One distinct advantage of the very large LCD is that much of the information pertaining to the connected digital input is visible simultaneously: format, signal quality, level, and so on. However, there is some button-pushing required if you need to view the measured sample frequency and corresponding precision figure, or the type of errors logged.
Strangely, the measured sample frequency appears 'quantised', as only certain values tend to be displayed — it seems that the precision of 44.1kHz devices are measured in multiples of 9ppm and 48kHz devices in multiples of 8ppm. For example, the AES outputs from both an Apogee PSX100 converter and an Aardvark Aardsync master clock were displayed as having sampling rates which toggled occasionally between 44100.0 and 44100.4 Hz, and corresponding precision figures which jumped between zero and +9ppm with nothing in between. Given that the Aardsync, in particular, is a reference-grade word clock source, I think the apparent sample rate variances were actually those of the Digispy's internal clock, rather than those of the equipment being measured.
However, I also checked various other digital equipment in my studio to discover that an HHB CDR850 CD recorder had a measured sample rate of 44.0932kHz (-155ppm), a Panasonic 3800 DAT recorder and SADiE Radia system were measured at 44.1012 (+36ppm), and a Meridian 508 hi-fi CD player came in at 44.1008kHz (+18ppm).

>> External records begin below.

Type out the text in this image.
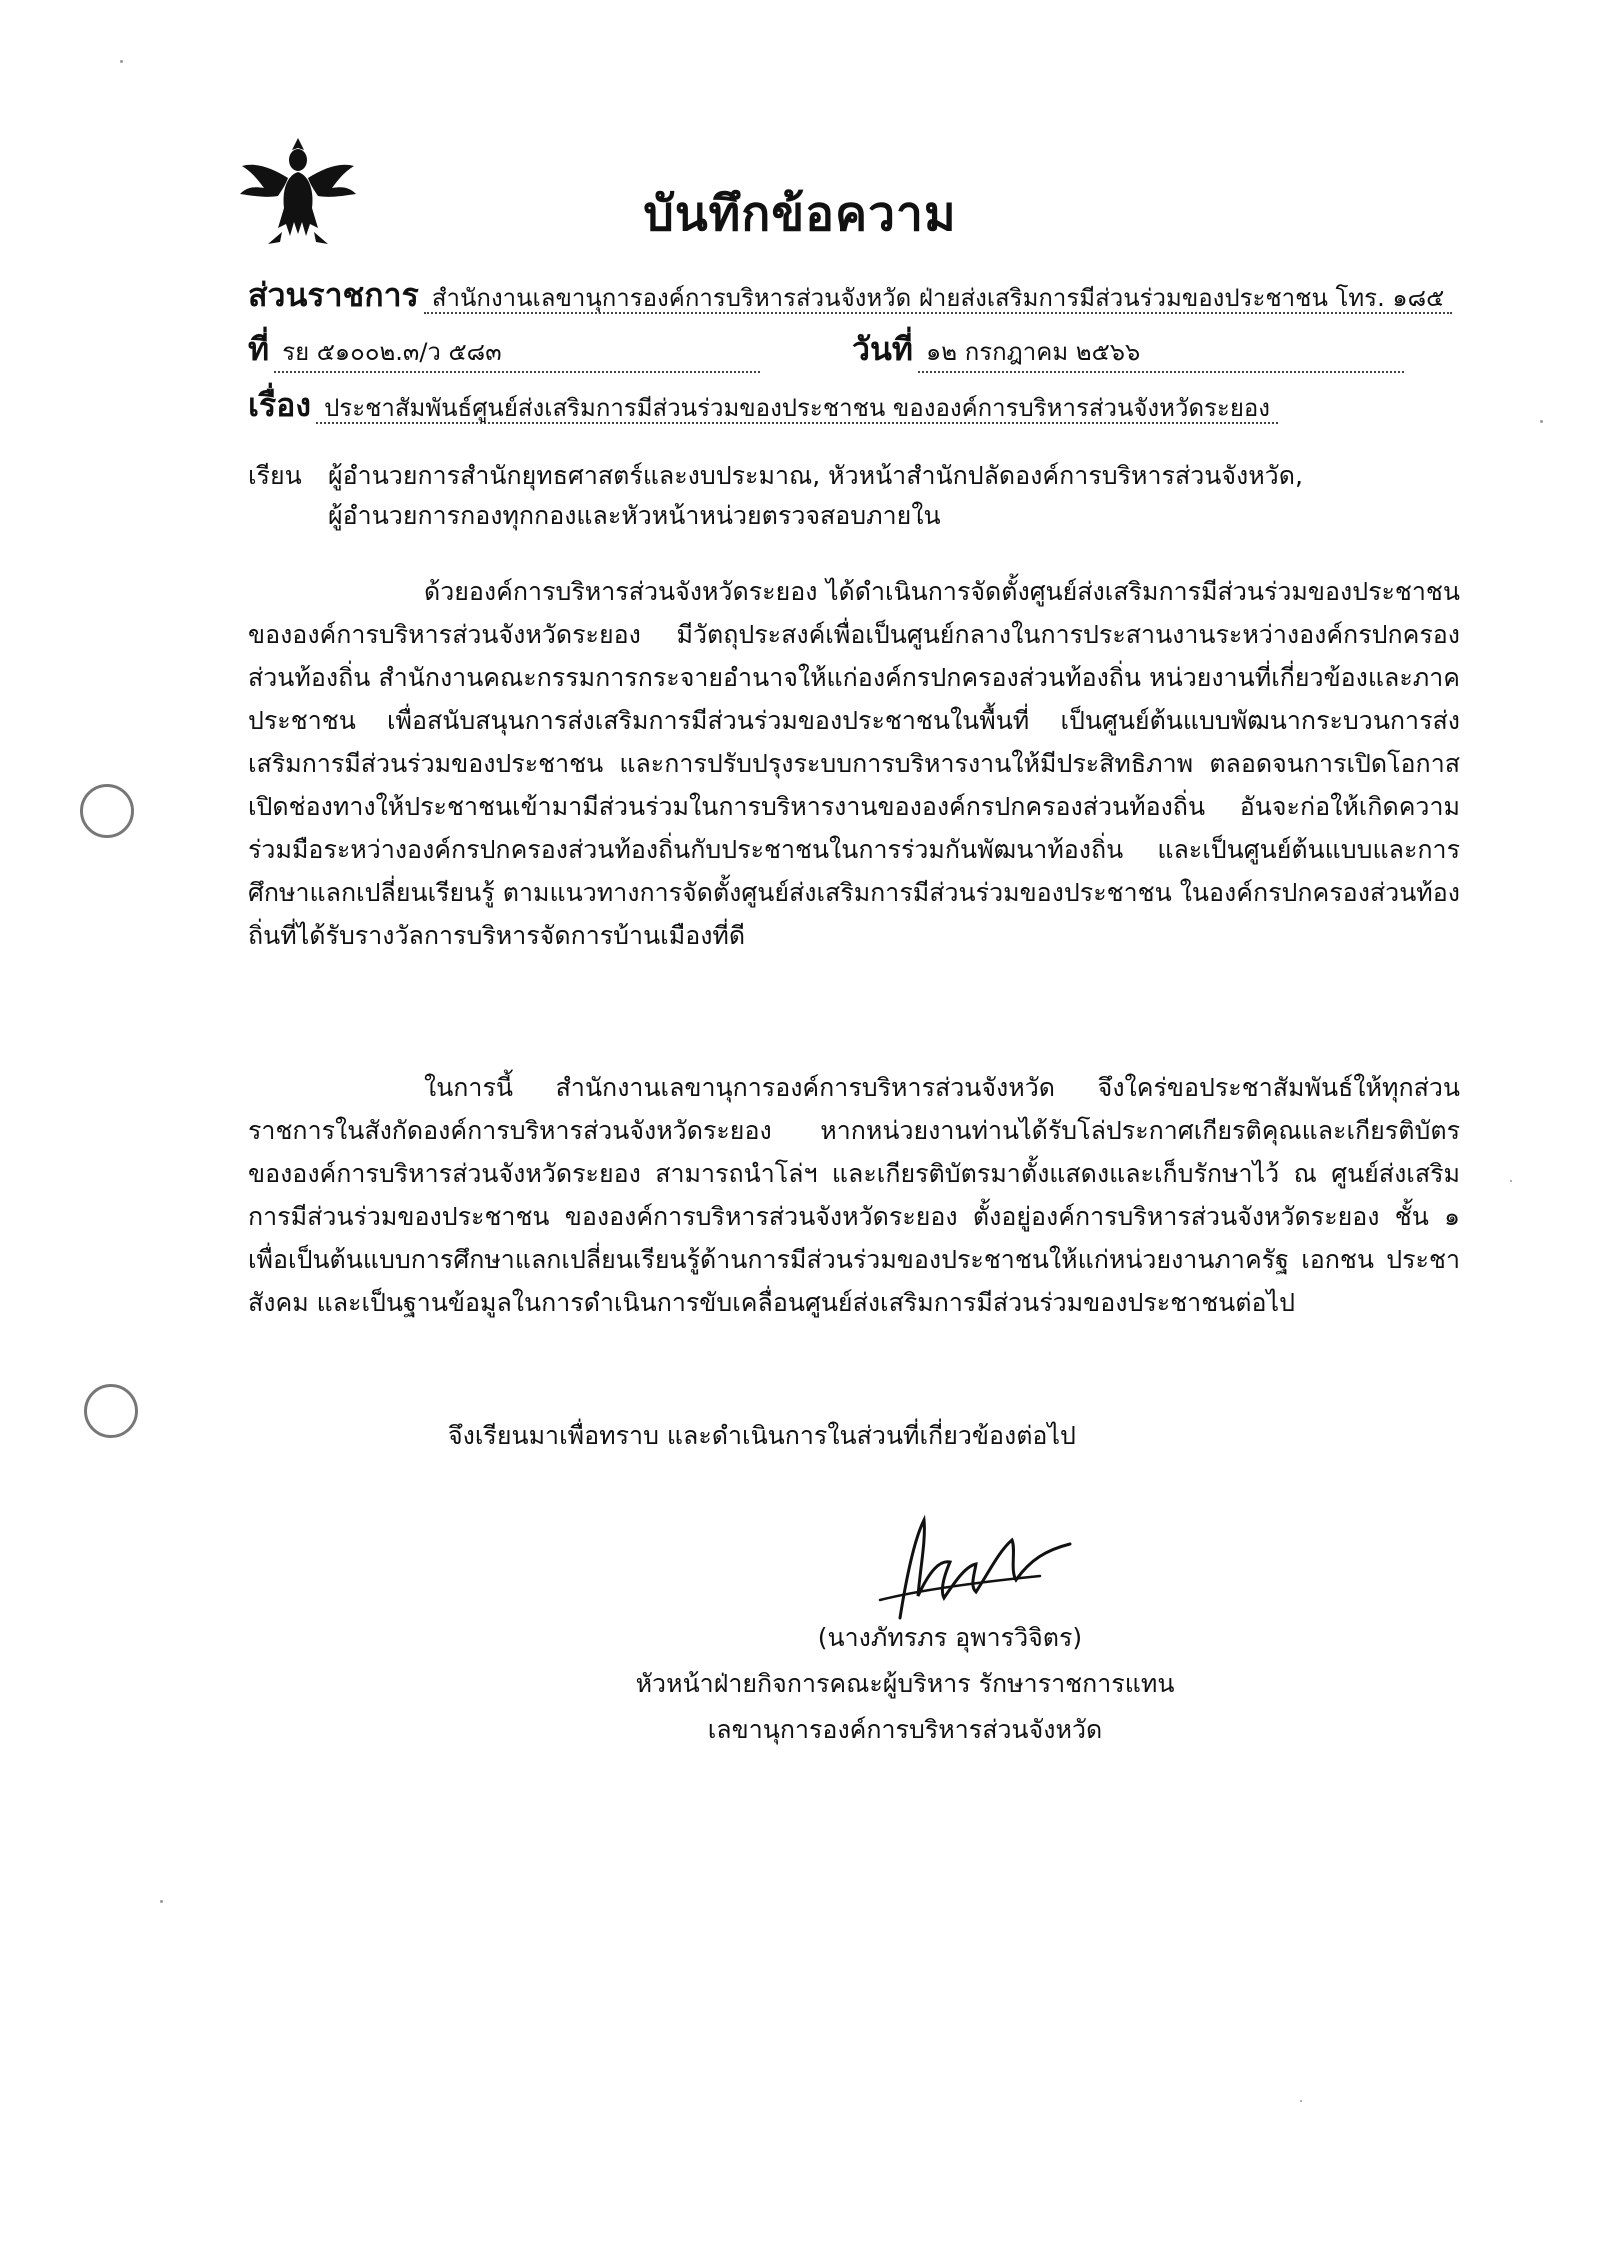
บันทึกข้อความ
ส่วนราชการ สำนักงานเลขานุการองค์การบริหารส่วนจังหวัด ฝ่ายส่งเสริมการมีส่วนร่วมของประชาชน โทร. ๑๘๕
ที่ รย ๕๑๐๐๒.๓/ว ๕๘๓	วันที่ ๑๒ กรกฎาคม ๒๕๖๖
เรื่อง ประชาสัมพันธ์ศูนย์ส่งเสริมการมีส่วนร่วมของประชาชน ขององค์การบริหารส่วนจังหวัดระยอง
เรียน ผู้อำนวยการสำนักยุทธศาสตร์และงบประมาณ, หัวหน้าสำนักปลัดองค์การบริหารส่วนจังหวัด,
ผู้อำนวยการกองทุกกองและหัวหน้าหน่วยตรวจสอบภายใน
ด้วยองค์การบริหารส่วนจังหวัดระยอง ได้ดำเนินการจัดตั้งศูนย์ส่งเสริมการมีส่วนร่วมของประชาชน ขององค์การบริหารส่วนจังหวัดระยอง มีวัตถุประสงค์เพื่อเป็นศูนย์กลางในการประสานงานระหว่างองค์กรปกครองส่วนท้องถิ่น สำนักงานคณะกรรมการกระจายอำนาจให้แก่องค์กรปกครองส่วนท้องถิ่น หน่วยงานที่เกี่ยวข้องและภาคประชาชน เพื่อสนับสนุนการส่งเสริมการมีส่วนร่วมของประชาชนในพื้นที่ เป็นศูนย์ต้นแบบพัฒนากระบวนการส่งเสริมการมีส่วนร่วมของประชาชน และการปรับปรุงระบบการบริหารงานให้มีประสิทธิภาพ ตลอดจนการเปิดโอกาส เปิดช่องทางให้ประชาชนเข้ามามีส่วนร่วมในการบริหารงานขององค์กรปกครองส่วนท้องถิ่น อันจะก่อให้เกิดความร่วมมือระหว่างองค์กรปกครองส่วนท้องถิ่นกับประชาชนในการร่วมกันพัฒนาท้องถิ่น และเป็นศูนย์ต้นแบบและการศึกษาแลกเปลี่ยนเรียนรู้ ตามแนวทางการจัดตั้งศูนย์ส่งเสริมการมีส่วนร่วมของประชาชน ในองค์กรปกครองส่วนท้องถิ่นที่ได้รับรางวัลการบริหารจัดการบ้านเมืองที่ดี
ในการนี้ สำนักงานเลขานุการองค์การบริหารส่วนจังหวัด จึงใคร่ขอประชาสัมพันธ์ให้ทุกส่วนราชการในสังกัดองค์การบริหารส่วนจังหวัดระยอง หากหน่วยงานท่านได้รับโล่ประกาศเกียรติคุณและเกียรติบัตรขององค์การบริหารส่วนจังหวัดระยอง สามารถนำโล่ฯ และเกียรติบัตรมาตั้งแสดงและเก็บรักษาไว้ ณ ศูนย์ส่งเสริมการมีส่วนร่วมของประชาชน ขององค์การบริหารส่วนจังหวัดระยอง ตั้งอยู่องค์การบริหารส่วนจังหวัดระยอง ชั้น ๑ เพื่อเป็นต้นแบบการศึกษาแลกเปลี่ยนเรียนรู้ด้านการมีส่วนร่วมของประชาชนให้แก่หน่วยงานภาครัฐ เอกชน ประชาสังคม และเป็นฐานข้อมูลในการดำเนินการขับเคลื่อนศูนย์ส่งเสริมการมีส่วนร่วมของประชาชนต่อไป
จึงเรียนมาเพื่อทราบ และดำเนินการในส่วนที่เกี่ยวข้องต่อไป
(นางภัทรภร อุพารวิจิตร)
หัวหน้าฝ่ายกิจการคณะผู้บริหาร รักษาราชการแทน
เลขานุการองค์การบริหารส่วนจังหวัด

Impressively, a Lexicon PCM90 reverb's digital output was 48.0004kHz (+8ppm).
The bar-graph level meters display the true peak levels, and the vectorscope display, whilst of limited suitability for monitoring audio programme (because of the screen lag), was perfectly adequate for checking the relative phases and levels of test tones — small discrepancies become very obvious on the vectorscope long before they are visible on the meters or loudspeakers.
As supplied from the factory the Signal Quality meter seems much too insensitive to me. I ran an AES signal down a considerable length of star-quad, damaging the eye-pattern quite substantially (as seen on an oscilloscope), yet the Digispy still awarded the signal a full five-bar rating. It is possible to adjust the weightings applied by the machine for various error functions to achieve a more representative quality rating, although this is a fairly complex task. Perhaps Digispy should consider amending this facility themselves to provide a more realistic display of signal quality.
As far as I know, the only direct competition for the Digispy in the UK will be the forthcoming NTI Digilyser — a similar hand-held device. There are several desktop professional digital audio measurement tools available of course, but these are all considerably more expensive than the DigiSpy. So, for anyone involved in commissioning or faultfinding digital audio installations this is a handy, convenient and cost-effective tool. Although I have a few reservations about certain aspects — the signal quality determination and the resolution and precision of the sample-rate measurements, for example — these might easily be updated and improved by the manufacturer with future software releases. An interesting tool.